Our team answers homeowner questions every weekend on WCCO 830 AM from 9:00 am-10:00 am.  Have your most pressing home improvement quandaries addressed by calling or texting 651-989-9226.  Here’s the must-know information our COO, Andy Lindus, shared on 6.5.21.

Seasoned roofers know that installing shingles in hot temperatures requires several precautions.  Installers should stay hydrated to avoid heatstroke.  Installers also need to take special care to make sure that they do not scuff the shingles on sweltering days.  Many times, roof installers will start very in the morning with the goal of stopping by the early afternoon.

roof installation

Prior to signing a contract for a new roof, be sure you have it stated in writing the exact terms of payment.  Beware of any contractor that’s asking for more than 1/3 down.  Paying more than this can be an incentive for a storm chasing contractor to take your money and leave the area without ever having done any work.

Many homeowners choose to have skylights and sun tunnels included as part of their roofing project.  With their installation, more natural light can reach a home’s interior.

See How Skylights & Sun Tunnels Are Installed: 

Homeowners should be aware that the appropriate levels of humidity within their home vary by season.  In the winter, it’s important to keep humidity levels low.  High levels of home humidity in the winter can lead to frost in the attic.  When temperatures warm up and the frost melts, insulation can get wet, rendering it useless.  Mold and mildew are also quick to form.  In the summer months, humidity levels can be around 45% without issue.

An easy way to keep a home’s humidity levels in check is to run a bath fan each time the shower or bathtub is used.  It’s wise to connect a bath fan with a timer, as newer models run so quietly that they can easily be forgotten about.

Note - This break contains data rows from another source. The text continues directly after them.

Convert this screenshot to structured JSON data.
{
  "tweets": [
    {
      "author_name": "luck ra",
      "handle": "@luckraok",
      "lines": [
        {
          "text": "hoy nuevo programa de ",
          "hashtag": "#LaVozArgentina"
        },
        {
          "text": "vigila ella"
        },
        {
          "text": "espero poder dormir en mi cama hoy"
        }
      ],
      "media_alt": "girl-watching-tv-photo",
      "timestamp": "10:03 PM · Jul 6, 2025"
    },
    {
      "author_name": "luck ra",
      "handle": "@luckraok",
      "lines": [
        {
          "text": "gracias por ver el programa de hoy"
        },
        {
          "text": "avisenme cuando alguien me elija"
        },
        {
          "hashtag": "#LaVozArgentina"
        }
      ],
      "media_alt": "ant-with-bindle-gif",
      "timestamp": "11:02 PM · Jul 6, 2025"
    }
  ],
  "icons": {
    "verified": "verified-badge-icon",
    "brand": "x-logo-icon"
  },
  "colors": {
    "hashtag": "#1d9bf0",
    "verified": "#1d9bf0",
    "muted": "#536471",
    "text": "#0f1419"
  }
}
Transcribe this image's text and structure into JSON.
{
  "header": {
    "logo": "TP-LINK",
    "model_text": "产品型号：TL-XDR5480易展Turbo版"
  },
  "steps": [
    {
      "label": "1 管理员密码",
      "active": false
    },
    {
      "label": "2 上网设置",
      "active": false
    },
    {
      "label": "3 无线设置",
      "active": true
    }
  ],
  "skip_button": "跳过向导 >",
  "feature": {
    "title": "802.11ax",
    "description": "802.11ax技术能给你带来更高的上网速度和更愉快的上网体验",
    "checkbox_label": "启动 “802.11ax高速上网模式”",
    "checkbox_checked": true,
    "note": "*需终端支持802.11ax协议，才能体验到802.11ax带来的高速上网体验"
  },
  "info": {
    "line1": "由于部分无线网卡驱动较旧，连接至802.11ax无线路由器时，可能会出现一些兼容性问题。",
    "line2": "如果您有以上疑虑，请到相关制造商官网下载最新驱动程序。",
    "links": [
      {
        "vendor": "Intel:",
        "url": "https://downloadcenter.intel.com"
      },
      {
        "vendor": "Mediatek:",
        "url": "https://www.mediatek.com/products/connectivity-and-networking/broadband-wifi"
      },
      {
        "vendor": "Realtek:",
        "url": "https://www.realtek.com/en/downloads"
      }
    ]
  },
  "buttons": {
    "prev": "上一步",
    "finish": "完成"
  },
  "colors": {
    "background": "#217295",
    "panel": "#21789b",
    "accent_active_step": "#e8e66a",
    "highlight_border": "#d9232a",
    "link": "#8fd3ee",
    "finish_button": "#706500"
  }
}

insulation and ventilation

Homes without proper insulation and ventilation levels can experience the stack effect.  In the winter months, this causes cold air to be pulled down from the attic into the livable spaces of home.  In the summer months, the opposite happens.  The stack effect causes cold to be pulled out of a home’s interior and into the walls.  An inadequately air sealed home with shoddy windows can cause your HVAC unit to work harder than it should.  Ultimately, this can lead to the unit’s premature failure.  Another result can be abnormally high cooling costs.